4) La télé administration est également un service essentiel pour des populations éloignées de certains services publics. Mais pourquoi pas aussi des entretiens d’embauche en ligne ou une assistance technique ou du dépannage à distance.

Voilà autant de domaines qui pourraient être bouleversés par le très haut-débit. Créons l’outil, les besoins et les services suivront naturellement, y compris et surtout en outre-mer.

Le développement des infrastructures de THD est donc à la fois un défi et une chance pour les outre-mer.

Et ce défi doit être relevé d’abord en investissant dans les réseaux. Les réseaux terrestres en fibre, mais aussi les liaisons inter îles dans les archipels et le déploiement de la téléphonie mobile 4G. Tout cela à un coût, il faut faire les bons choix. Cette réunion est une étape importante pour mettre en marche et organiser la mise en oeuvre de ce plan.
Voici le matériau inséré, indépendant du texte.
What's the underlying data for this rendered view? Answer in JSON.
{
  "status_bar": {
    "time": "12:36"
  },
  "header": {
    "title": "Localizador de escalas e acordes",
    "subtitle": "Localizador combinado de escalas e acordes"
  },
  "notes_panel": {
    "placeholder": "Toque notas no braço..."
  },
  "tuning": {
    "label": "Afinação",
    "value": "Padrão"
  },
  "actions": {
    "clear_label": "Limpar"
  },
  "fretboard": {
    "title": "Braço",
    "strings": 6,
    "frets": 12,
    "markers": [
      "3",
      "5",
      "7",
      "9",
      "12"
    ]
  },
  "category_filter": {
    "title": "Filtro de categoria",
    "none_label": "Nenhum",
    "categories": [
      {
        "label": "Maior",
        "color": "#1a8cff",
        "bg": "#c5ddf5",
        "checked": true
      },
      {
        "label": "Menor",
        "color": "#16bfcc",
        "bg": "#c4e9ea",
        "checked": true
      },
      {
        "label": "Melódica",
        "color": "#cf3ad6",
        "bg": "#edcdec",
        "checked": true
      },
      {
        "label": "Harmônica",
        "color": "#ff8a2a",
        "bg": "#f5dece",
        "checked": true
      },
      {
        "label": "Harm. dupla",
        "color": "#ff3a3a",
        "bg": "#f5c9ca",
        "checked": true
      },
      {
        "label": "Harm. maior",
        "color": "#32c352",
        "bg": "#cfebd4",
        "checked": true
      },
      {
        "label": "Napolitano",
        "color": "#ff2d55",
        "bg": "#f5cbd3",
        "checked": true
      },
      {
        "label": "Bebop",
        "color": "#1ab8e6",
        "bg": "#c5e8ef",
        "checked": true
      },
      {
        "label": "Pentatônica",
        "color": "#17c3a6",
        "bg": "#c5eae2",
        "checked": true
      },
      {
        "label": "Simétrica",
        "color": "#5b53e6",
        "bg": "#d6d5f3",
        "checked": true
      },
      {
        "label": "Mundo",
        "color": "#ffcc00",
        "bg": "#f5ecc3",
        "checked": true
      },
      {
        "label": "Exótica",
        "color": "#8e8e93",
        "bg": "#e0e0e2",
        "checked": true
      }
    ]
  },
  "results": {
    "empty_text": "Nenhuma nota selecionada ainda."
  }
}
Il faudra aussi se pencher rapidement sur la question du raccordement des outre-mer aux grands câbles sous-marins intercontinentaux. Ce n’est pas l’objet de la réunion d’aujourd’hui mais c’est un enjeu essentiel dont nous reparlerons. Le très-haut débit n’a de sens que si on peut sortir de son île. Les raccordements au web ne doivent donc pas être embouteillés, non sécurisés ou hors de prix.

Nous en reparlerons une autre fois, comme nous reparlerons des territoires du Pacifique qui ne sont pas concernés par cette première réunion mais que nous n’oublions pas.